MEDIUM: lua-thread: use atomics for memory accounting

Let's switch memory accounting to atomics so that the allocator function
may safely be used from concurrent Lua states.

Given that this function is extremely hot on the call path, we try to
optimize it for the most common case, which is:
  - no limit
  - there's enough memory

The accounting is what is particuarly expensive in threads since all
CPUs compete for a cache line, so when the limit is not used, we don't
want to use accounting. However we need to preserve it during the boot
phase until we may parse a "tune.lua.maxmem" value. For this, we turn
the unlimited "0" value to ~0 at the end of the boot phase to mark the
definite end of accounting. The function then detects this value and
directly jumps to realloc() in this case.

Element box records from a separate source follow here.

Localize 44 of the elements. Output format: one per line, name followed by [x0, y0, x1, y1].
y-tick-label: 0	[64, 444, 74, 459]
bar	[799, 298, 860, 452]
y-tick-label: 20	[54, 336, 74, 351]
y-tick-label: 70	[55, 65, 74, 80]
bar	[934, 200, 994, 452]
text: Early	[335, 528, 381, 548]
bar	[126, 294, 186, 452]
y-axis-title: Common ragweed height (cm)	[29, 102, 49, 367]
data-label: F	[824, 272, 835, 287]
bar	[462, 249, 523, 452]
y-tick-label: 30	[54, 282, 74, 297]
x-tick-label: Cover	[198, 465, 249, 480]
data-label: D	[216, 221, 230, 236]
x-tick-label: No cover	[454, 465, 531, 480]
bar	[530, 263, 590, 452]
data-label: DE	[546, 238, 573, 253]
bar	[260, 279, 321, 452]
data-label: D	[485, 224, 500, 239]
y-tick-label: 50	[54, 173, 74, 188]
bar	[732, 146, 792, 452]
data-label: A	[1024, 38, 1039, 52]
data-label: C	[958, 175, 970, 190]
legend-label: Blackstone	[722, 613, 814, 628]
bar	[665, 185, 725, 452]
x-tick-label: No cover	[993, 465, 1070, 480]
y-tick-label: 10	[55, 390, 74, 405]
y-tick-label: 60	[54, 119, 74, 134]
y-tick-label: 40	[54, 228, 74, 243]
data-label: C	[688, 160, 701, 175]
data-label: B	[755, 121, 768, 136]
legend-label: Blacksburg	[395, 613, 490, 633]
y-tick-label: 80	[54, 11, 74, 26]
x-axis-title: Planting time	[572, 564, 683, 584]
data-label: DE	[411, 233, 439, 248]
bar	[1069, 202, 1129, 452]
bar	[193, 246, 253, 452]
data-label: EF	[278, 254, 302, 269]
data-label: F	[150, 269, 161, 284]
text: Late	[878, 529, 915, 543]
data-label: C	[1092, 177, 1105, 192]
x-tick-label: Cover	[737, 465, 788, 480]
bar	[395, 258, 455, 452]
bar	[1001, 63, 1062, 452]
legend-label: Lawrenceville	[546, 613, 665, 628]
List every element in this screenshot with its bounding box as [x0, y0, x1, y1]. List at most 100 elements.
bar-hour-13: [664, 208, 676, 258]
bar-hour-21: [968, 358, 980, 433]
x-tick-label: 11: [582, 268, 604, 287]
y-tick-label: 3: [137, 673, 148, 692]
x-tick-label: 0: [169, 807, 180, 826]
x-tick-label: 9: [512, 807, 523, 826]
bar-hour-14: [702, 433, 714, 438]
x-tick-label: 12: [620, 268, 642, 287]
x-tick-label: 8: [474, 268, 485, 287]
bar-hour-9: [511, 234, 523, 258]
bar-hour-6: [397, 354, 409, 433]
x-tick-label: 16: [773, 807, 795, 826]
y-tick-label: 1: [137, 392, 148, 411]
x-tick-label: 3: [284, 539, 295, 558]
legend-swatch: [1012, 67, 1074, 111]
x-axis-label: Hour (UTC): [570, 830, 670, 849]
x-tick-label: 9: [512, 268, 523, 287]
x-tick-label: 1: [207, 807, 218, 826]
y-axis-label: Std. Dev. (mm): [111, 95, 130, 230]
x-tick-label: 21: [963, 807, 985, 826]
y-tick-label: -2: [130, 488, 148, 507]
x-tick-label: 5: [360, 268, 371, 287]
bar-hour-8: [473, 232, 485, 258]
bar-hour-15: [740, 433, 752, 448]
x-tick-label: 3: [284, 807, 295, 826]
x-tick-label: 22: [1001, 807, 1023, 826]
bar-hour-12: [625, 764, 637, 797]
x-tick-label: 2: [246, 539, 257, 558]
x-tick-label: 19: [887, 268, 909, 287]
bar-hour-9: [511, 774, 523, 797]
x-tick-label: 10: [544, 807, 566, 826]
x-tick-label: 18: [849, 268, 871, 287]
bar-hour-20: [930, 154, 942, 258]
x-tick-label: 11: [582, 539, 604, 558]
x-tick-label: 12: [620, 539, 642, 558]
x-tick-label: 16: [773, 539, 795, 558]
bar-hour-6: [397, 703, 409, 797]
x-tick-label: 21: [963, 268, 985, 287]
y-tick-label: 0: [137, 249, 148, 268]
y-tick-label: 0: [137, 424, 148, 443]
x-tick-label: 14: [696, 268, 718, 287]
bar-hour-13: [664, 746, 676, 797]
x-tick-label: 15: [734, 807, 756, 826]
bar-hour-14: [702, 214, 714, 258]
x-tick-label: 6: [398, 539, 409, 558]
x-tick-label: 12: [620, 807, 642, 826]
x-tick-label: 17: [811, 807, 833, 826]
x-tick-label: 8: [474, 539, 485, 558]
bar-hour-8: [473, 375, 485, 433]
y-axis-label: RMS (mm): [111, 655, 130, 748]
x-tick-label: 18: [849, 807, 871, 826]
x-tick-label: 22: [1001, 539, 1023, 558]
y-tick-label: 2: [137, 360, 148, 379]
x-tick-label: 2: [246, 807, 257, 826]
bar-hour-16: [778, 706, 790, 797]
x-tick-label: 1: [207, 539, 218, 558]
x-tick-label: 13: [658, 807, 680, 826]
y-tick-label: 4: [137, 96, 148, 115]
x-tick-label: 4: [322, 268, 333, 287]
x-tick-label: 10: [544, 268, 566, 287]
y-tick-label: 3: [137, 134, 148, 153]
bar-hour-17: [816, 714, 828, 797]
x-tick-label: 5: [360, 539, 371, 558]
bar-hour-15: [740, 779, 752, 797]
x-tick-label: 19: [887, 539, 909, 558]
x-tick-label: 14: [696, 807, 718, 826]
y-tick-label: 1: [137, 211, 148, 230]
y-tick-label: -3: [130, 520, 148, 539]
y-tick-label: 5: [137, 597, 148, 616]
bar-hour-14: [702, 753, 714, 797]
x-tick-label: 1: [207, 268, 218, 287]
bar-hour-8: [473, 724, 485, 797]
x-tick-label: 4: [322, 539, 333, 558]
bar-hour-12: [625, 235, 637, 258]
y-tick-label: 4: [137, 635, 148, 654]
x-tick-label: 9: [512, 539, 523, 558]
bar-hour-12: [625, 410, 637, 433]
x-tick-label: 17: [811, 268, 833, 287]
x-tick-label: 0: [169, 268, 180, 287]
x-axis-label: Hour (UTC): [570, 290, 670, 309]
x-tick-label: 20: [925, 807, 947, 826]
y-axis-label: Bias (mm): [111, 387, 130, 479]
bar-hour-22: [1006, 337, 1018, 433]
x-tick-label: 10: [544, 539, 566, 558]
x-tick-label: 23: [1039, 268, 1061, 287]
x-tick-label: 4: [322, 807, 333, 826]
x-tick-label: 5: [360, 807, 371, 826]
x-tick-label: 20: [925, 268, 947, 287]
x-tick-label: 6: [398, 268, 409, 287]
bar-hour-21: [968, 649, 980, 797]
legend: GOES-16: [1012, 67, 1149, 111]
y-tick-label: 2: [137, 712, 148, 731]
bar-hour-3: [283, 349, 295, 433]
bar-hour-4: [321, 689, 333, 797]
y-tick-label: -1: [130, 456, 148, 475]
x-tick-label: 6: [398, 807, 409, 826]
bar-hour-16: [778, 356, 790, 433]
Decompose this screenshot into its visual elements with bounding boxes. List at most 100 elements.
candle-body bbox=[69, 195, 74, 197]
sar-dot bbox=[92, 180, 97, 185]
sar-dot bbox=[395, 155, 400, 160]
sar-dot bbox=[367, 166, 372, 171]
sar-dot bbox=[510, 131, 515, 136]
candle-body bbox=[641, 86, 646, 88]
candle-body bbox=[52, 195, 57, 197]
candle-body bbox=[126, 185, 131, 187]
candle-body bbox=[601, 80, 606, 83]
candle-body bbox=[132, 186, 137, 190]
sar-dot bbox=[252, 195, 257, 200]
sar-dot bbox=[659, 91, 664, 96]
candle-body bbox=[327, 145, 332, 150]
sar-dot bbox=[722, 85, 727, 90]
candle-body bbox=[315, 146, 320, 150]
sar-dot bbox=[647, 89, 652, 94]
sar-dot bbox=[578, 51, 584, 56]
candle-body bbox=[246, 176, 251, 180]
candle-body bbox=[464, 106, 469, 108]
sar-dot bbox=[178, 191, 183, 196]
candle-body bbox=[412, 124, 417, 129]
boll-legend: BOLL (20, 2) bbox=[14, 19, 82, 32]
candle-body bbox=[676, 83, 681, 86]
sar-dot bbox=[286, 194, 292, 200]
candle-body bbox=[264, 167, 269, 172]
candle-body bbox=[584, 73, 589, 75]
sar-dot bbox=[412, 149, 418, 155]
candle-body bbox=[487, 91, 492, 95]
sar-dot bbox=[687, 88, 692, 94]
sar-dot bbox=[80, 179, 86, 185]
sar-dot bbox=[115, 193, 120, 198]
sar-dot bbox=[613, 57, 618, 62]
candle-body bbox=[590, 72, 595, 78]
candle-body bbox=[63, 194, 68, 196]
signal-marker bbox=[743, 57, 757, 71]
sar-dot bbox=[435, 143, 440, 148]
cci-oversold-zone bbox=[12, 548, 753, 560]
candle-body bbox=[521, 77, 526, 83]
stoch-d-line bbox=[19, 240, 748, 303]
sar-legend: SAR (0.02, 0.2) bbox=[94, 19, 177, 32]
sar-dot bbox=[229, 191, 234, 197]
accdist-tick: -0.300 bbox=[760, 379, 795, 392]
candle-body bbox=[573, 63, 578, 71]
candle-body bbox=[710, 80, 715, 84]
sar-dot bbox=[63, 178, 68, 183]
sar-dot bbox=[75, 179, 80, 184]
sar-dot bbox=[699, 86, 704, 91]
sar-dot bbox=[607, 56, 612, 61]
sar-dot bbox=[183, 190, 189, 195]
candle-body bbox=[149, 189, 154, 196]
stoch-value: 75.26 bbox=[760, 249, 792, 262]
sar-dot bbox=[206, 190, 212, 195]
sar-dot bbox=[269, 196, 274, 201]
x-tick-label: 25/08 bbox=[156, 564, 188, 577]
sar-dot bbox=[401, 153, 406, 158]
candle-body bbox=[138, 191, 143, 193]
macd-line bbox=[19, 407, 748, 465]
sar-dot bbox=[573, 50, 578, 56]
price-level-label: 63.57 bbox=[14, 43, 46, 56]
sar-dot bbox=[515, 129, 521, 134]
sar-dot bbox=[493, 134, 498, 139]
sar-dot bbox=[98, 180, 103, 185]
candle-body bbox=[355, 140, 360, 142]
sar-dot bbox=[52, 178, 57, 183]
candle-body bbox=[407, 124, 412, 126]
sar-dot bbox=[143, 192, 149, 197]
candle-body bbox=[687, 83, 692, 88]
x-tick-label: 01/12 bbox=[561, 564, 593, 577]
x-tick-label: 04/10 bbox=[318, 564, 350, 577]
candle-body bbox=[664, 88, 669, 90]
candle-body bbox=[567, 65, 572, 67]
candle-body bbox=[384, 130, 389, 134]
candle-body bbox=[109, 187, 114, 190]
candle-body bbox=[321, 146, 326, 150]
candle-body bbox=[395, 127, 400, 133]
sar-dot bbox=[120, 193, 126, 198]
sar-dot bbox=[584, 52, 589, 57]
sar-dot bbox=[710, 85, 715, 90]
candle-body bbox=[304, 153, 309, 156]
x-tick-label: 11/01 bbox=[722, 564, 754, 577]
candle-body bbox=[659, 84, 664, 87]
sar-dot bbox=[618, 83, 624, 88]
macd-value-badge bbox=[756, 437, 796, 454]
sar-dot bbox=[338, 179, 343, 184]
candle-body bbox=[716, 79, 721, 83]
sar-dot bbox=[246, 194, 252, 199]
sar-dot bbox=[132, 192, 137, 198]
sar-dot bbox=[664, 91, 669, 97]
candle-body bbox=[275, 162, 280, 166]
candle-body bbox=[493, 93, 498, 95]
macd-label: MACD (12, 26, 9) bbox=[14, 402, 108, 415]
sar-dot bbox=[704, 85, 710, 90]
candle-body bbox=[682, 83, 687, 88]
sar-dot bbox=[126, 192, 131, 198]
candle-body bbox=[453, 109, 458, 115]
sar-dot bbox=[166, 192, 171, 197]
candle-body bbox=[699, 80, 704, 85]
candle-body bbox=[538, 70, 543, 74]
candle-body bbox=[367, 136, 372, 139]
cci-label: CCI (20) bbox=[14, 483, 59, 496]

When the limit is enforced however, we use a CAS to check and reserve
our share of memory, and we roll back on failure. The CAS is used both
for increments and decrements so that a single operation is enough to
update the counters.
diff --git a/src/hlua.c b/src/hlua.c
index 176e6f7..0497041 100644
--- a/src/hlua.c
+++ b/src/hlua.c
@@ -225,15 +225,18 @@
  */
 static unsigned int hlua_nb_instruction = 10000;
 
-/* Descriptor for the memory allocation state. If limit is not null, it will
- * be enforced on any memory allocation.
+/* Descriptor for the memory allocation state. The limit is pre-initialised to
+ * 0 until it is replaced by "tune.lua.maxmem" during the config parsing, or it
+ * is replaced with ~0 during post_init after everything was loaded. This way
+ * it is guaranteed that if limit is ~0 the boot is complete and that if it's
+ * zero it's not yet limited and proper accounting is required.
  */
 struct hlua_mem_allocator {
 	size_t allocated;
 	size_t limit;
 };
 
-static struct hlua_mem_allocator hlua_global_allocator;
+static struct hlua_mem_allocator hlua_global_allocator THREAD_ALIGNED(64);
 
 /* These functions converts types between HAProxy internal args or
  * sample and LUA types. Another function permits to check if the
@@ -8180,6 +8183,10 @@
 	enum hlua_exec ret;
 	const char *error;
 
+	/* disable memory limit checks if limit is not set */
+	if (!hlua_global_allocator.limit)
+		hlua_global_allocator.limit = ~hlua_global_allocator.limit;
+
 	/* Call post initialisation function in safe environment. */
 	if (!SET_SAFE_LJMP(gL.T)) {
 		if (lua_type(gL.T, -1) == LUA_TSTRING)
@@ -8231,21 +8238,38 @@
  * is the previously allocated size or the kind of object in case of a new
  * allocation. <nsize> is the requested new size. A new allocation is
  * indicated by <ptr> being NULL. A free is indicated by <nsize> being
- * zero.
+ * zero. This one verifies that the limits are respected but is optimized
+ * for the fast case where limits are not used, hence stats are not updated.
  */
 static void *hlua_alloc(void *ud, void *ptr, size_t osize, size_t nsize)
 {
 	struct hlua_mem_allocator *zone = ud;
+	size_t limit, old, new;
+
+	/* a limit of ~0 means unlimited and boot complete, so there's no need
+	 * for accounting anymore.
+	 */
+	if (likely(~zone->limit == 0))
+		return realloc(ptr, nsize);
 
 	if (!ptr)
 		osize = 0;
 
-	if (zone->limit && zone->allocated + nsize - osize > zone->limit)
-		return NULL;
+	/* enforce strict limits across all threads */
+	limit = zone->limit;
+	old = _HA_ATOMIC_LOAD(&zone->allocated);
+	do {
+		new = old + nsize - osize;
+		if (unlikely(nsize && limit && new > limit))
+			return NULL;
+	} while (!_HA_ATOMIC_CAS(&zone->allocated, &old, new));
 
 	ptr = realloc(ptr, nsize);
-	if (ptr || !nsize)
-		zone->allocated += nsize - osize;
+
+	if (unlikely(!ptr && nsize)) // failed
+		_HA_ATOMIC_SUB(&zone->allocated, nsize - osize);
+
+	__ha_barrier_atomic_store();
 	return ptr;
 }